高等真核生物では、核にコードされる遺伝子の多くはイントロンによって分断化されている。さらにヒトでは、RNAポリメレースIIによって転写される一次転写産物のうち実に９５％以上がイントロンである。これらのことは、イントロンを除く反応、すなわちmRNAスプライシングが遺伝子発現には必須であり、除去されたイントロンが核内できちんと代謝されることが必要であることを示している。このイントロン代謝過程を明らかにしたいと考えている。また、 mRNAスプライシングは単にイントロンを除去するだけの反応ではなく、エクソンとエクソンとの連結部近傍に、EJCという特異的な複合体を付加し、mRNAスプライシングと他の細胞内遺伝子発現過程との連携を行う過程であることが明らかになってきた。中でも神経細胞における細胞内mRNA局在や、転写と共役したDNA修復(TCR)との連携を示唆するデータを得ており、mRNAスプライシングとこれらの過程の新たな連携を明らかにしていきたいと考えている。

　世界中の死因のうち、悪性腫瘍による死亡は13%を占めるため（2006年度WHO）、悪性腫瘍の画期的な治療法の確立は最優先で行われるべき研究のひとつである。悪性腫瘍では様々な選択的スプライシング異常が起き、その異常が悪性腫瘍の増殖を促進していることがわかっている。そのため、異常なスプライシングを正常細胞で起きているスプライシングに近づけることができれば有用な抗がん剤になり得ると考えられる。我々は、がん細胞におけるRNA選択的スプライシング制御機構の解明とその機構を利用した革新的抗がん剤を開発することを目標としている。現在、悪性腫瘍増殖に関わる重要な遺伝子の選択的スプライシング制御機構を培養細胞やin vitroスプライシングなどを用いて解析している。さらに、蛍光タンパク質を融合させたスプライシングレポーターにより、スプライシングアイソフォームの切換えを培養細胞レベルでイメージングすることに成功している。このレポーターと低分子化合物ライブラリーを組み合わせることにより抗がん剤のスクリーニングを行う予定である。

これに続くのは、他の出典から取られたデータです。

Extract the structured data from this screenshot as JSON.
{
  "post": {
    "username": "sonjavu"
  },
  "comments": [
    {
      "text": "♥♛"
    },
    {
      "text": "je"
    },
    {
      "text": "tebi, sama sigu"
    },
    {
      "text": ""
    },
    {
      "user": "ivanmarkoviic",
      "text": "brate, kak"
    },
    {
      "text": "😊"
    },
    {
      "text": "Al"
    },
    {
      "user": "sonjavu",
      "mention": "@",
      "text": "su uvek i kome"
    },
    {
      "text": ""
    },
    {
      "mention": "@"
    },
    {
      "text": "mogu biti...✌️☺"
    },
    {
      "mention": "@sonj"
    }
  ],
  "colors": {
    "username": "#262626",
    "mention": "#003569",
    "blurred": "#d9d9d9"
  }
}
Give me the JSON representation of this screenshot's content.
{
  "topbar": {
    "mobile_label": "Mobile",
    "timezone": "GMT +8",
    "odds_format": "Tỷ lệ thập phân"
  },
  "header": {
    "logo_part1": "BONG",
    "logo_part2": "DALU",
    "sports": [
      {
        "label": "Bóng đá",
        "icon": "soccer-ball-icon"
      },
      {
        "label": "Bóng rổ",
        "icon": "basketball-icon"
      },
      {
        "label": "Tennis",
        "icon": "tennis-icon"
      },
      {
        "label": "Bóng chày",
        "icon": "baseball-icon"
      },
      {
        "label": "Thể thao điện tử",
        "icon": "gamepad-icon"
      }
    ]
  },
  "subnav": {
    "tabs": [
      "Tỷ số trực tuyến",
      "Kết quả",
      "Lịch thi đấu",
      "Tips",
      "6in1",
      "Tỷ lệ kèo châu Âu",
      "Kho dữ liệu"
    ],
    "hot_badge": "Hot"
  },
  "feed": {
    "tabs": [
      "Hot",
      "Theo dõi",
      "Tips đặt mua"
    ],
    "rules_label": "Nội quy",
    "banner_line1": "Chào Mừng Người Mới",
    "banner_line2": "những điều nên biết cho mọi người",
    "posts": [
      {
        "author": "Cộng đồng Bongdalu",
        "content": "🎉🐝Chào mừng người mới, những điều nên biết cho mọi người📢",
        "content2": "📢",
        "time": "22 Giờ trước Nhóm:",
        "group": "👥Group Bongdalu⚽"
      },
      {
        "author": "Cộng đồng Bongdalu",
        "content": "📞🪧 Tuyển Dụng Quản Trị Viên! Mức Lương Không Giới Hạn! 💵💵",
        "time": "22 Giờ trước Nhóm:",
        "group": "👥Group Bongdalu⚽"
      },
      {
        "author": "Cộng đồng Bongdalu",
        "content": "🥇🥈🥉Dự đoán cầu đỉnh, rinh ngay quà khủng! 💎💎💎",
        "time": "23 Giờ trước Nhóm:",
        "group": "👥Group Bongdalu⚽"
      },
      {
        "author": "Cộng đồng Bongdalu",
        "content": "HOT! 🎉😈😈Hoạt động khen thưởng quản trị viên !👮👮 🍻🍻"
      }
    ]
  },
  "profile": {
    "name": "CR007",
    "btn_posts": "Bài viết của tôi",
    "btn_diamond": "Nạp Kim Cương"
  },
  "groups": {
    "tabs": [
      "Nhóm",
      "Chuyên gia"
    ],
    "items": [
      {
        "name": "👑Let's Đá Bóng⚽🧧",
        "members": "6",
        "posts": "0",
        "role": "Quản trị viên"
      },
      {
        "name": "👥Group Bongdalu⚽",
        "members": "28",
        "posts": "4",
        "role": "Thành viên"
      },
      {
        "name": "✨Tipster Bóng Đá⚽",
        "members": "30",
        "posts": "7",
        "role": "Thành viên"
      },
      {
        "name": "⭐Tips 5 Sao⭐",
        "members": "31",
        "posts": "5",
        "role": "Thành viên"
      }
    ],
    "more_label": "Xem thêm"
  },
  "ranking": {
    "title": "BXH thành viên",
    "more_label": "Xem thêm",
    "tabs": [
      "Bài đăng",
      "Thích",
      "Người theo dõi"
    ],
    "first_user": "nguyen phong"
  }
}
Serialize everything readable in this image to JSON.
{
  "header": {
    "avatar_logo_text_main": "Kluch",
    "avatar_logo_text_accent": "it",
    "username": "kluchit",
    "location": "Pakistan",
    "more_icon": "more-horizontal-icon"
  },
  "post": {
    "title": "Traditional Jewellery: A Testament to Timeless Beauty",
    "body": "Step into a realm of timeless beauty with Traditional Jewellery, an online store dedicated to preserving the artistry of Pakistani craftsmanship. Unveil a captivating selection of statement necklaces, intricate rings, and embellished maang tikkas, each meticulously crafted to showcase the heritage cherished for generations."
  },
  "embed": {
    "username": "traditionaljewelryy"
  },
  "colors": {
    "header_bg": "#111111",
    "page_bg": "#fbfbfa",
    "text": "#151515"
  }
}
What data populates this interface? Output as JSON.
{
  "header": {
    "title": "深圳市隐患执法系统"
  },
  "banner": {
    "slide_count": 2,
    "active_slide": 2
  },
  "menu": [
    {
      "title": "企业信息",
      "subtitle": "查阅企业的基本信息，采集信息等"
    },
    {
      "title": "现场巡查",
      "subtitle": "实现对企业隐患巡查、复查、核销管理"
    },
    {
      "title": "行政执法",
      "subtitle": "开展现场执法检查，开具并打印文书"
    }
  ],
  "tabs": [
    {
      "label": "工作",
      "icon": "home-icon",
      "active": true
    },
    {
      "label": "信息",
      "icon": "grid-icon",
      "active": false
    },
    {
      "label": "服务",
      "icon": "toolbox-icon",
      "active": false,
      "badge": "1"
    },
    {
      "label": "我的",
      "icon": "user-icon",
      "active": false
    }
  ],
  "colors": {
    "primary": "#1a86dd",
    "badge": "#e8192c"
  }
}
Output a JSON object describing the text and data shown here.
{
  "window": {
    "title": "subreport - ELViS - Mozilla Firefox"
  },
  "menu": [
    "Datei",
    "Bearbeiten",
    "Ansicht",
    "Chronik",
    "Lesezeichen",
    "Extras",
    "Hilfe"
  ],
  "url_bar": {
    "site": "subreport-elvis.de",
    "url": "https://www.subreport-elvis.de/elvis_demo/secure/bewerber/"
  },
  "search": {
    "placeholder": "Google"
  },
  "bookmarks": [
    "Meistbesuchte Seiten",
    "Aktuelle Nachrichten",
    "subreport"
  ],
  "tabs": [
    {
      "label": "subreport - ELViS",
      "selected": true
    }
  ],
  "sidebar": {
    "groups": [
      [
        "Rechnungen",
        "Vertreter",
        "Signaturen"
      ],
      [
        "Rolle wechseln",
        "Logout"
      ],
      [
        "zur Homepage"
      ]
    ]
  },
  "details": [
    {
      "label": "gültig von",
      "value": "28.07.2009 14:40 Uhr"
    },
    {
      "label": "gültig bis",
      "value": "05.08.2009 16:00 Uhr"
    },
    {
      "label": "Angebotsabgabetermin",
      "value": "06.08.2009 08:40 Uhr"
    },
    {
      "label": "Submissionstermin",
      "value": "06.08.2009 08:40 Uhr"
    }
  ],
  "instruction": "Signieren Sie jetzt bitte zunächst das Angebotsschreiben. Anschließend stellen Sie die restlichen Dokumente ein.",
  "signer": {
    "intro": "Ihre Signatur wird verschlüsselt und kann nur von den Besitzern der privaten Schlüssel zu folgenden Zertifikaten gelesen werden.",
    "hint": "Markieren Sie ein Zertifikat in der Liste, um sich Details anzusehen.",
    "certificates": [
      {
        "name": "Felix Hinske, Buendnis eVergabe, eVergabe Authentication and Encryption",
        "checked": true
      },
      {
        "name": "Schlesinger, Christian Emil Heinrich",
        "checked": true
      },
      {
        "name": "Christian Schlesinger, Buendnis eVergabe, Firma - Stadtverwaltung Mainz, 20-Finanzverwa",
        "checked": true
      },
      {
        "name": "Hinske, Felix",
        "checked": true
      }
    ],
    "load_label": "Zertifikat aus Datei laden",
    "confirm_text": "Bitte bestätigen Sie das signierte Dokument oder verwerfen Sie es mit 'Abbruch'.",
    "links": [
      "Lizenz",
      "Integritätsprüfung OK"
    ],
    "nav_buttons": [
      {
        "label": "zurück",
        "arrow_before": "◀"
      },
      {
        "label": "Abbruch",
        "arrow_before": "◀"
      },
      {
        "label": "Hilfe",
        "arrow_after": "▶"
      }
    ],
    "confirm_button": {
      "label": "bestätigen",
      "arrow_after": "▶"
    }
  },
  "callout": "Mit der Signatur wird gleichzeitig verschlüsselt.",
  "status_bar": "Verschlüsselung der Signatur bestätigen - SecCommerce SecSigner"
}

　ヒトゲノムの解読により、518種類に上るタンパク質リン酸化酵素の存在が予想されている。これらのリン酸化酵素は生命現象の多彩な局面で重要な役割を果たし、また、幾つかのリン酸化酵素に対する特異的阻害剤が、既に臨床の場で主要な治療薬として使用されている。しかし、依然として多くのリン酸化酵素においては、その生理的・病的な機能は解明されていない。また、機能が判明している物においても、臨床的に有用な阻害剤や活性促進剤が得られている物はごくわずかにすぎない。
　我々は先に SR protein kinase (SRPK) family、cdc2-like kinase (Clk) family の特異的な阻害剤を世界に先駆けて開発し、これらの化合物が生命現象を解明する上で有用なツールになりうる事を示した。特に前者については、SRPK阻害剤が抗ウイルス剤の有望な創薬シーズである事を見いだしている。
　この成功を基に、阻害薬開発の対象とするリン酸化酵素を拡大して、さらなる探索を進めている。SRPK family と Clk family はそれぞれ近縁のリン酸化酵素ファミリーであるが、他にも dual-specificity　tyrosine-(Y)-phosphorylation regulated kinase (DYRK) family、Homeodomain interracting protein kinase (HIPK) family、human pre-messenger RNA processing 4 protein kinase (PRP4) が近縁に位置し、全体としてより大きなリン酸化酵素ファミリーを形成している。これらのリン酸化酵素は、中枢神経系の発生および機能維持、アポトーシスの制御、pre-mRNA スプライシング等に関与している。我々はこれらの分子を総称してPSYCHIK ファミリー (PRP4、SRPK、DYRK、Clk、HIPK Family）と呼ぶ事を提唱し、それぞれのファミリーに対する特異的阻害剤を開発している。現在、既に得られている新規化合物に対して、リン酸化酵素と阻害剤の共結晶構造解析を行うと同時に、その研究ツールとしての有用性及び、創薬シーズとしての可能性について検討中である。

　転写因子CREBはcAMPに応答する認識配列（CRE）に結合する転写因子として同定され、動物界に広く保存されており、マウスではCREBが空間認識・記憶などの脳の高次機能に重要な働きを持つことなどが示されている。一方、生化学的・細胞生物学的解析から、CREB活性化に至る細胞内シグナルとして、MAPKカスケード、CaM-Kカスケード、cAMP-PKA経路などが同定されている。しかし、各組織に普遍的に発現するCREBが、それぞれの細胞でどのような刺激に応答してどの経路で活性化され、どの遺伝子の発現制御を通じて生物個体全体に影響を及ぼすかの全体像は明らかになっていない。
　我々は線虫（C. elegans）のCREB/crh-1の遺伝子を単離し、遺伝子破壊株を作製して、この変異体が高温耐性幼虫様幼虫誘導構成性の表現型を示すことを見出した。耐性幼虫は高温・飢餓・高フェロモンの環境条件により誘導される特殊な形態を持った休眠状態の幼虫である。近年、耐性幼虫形成は線虫のXXX細胞から内分泌されると考えられるステロイド・ホルモンの作用により負に制御されていることが明らかとなってきた。我々は体細胞で普遍的に発現しているCREB/crh-1が耐性幼虫形成制御において機能する組織を特定するためにさまざまな組織特異的プロモーターでCREB/crh-1を発現してcrh-1変異体のレスキューを試み、XXX細胞で発現させた場合のみ耐性幼虫様幼虫誘導構成性の表現型がレスキューされることを見出した。また、このレスキュー活性にはCREBの活性化時にリン酸化されるSerが必要であることがわかった。このことは、CREB/CRH-1が線虫の内分泌細胞で機能して、変体を制御する重要な情報伝達経路の一部を担っていることを示している。現在、XXX細胞においてCREB/CRH-1をリン酸化し活性化するプロテイン・キナーゼの同定を遺伝学的手法で進めている。